Earlier I'd gone to a screening of The Glamour and the Squalor at the Harvard Exit.  A documentary on the radio DJ, Marco Collins, who pretty much changed the music landscape of the early nineties by breaking bands on KNDD in Seattle.  I remember my friends and I feeling hopeful and excited when we started seeing signs around that there was gonna be a new radio station...it was such a dismal radio market if you weren't into testosterone-fueled rock or oldies.  (There were the college radio stations, but there was some weird programming thing going on at KCMU (now KEXP) and people were boycotting it.)  I was going to a lot of shows, finding out about bands through record stores and friends, but there wasn't much airplay of stuff I liked.  When it came on the air it was such a breath of fresh air, like "someone gets me."  (Me and thousands of others.)  Music has always been to me, not just something in the background, but as necessary as breathing.  If I listen to it (and even more so when I was younger) I really listen to it, I pretty much stop doing anything else.  So if I hate the music, it's incredibly grating, and they were playing things I loved.  I just remember that first night it went on the air and being so happy.  (And hearing veteran DJ's Pat O'Day and Marty Reimer basically speak their minds about radio in the film, how calculated and controlling the format is, was incredibly refreshing.)
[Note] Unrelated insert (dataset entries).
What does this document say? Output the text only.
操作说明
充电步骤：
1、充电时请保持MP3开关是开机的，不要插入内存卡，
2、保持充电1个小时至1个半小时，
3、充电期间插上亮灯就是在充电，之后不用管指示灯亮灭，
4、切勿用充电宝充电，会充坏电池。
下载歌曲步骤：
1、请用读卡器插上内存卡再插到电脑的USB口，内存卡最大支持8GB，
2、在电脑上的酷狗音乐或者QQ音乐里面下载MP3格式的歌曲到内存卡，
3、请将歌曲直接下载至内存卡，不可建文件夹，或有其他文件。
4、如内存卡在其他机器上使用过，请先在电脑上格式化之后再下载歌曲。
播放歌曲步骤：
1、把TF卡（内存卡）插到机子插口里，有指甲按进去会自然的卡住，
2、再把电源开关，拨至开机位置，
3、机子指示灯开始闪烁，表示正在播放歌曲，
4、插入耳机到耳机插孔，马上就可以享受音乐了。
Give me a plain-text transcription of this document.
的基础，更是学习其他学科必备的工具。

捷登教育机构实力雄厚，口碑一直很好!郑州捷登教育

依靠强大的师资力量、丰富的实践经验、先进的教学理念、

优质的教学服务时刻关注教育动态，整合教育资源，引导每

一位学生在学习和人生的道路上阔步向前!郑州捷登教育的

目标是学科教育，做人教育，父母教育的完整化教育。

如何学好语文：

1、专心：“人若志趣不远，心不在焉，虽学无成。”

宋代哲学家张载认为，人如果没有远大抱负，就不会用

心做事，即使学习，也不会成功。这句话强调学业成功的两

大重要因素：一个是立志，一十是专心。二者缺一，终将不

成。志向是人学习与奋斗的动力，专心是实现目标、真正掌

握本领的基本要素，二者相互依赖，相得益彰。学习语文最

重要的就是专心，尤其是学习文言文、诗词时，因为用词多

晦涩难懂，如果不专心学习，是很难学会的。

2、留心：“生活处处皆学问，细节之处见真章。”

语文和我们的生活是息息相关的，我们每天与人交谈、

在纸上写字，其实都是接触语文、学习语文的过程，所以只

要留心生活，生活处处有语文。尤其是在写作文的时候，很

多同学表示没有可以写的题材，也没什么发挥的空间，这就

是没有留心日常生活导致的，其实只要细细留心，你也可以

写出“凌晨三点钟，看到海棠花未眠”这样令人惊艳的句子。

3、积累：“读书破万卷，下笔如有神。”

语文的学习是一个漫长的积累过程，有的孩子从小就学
It was such a perfect moment.  (And I hadn't realized how many risks he was taking to get the music on the air, i.e., the time he locked the station, turned out the lights, unplugged the phones and fax machine and played the entire "Vitalogy" album before it was released.  Nor how many musicians can thank him for having a career, because if he liked it and played it, other venues picked it up.)  Marco is not on the radio now, except as a guest DJ sometimes on KEXP (which is the only radio station in this market regularly playing new music.)  I think there may come a time again where people want that gatekeeper again, there is so much out there with the internet, how do you find the gem amidst it all?

And while it wasn't quite as deep (it's close) as the Cobain documentary (which he was involved with as well), it was pretty honest about who he is, what he's been through (the bullying, the addictions, his sexuality.)  Pretty vulnerable to put that out there.  Just makes me like him more, and appreciate everything he's done more.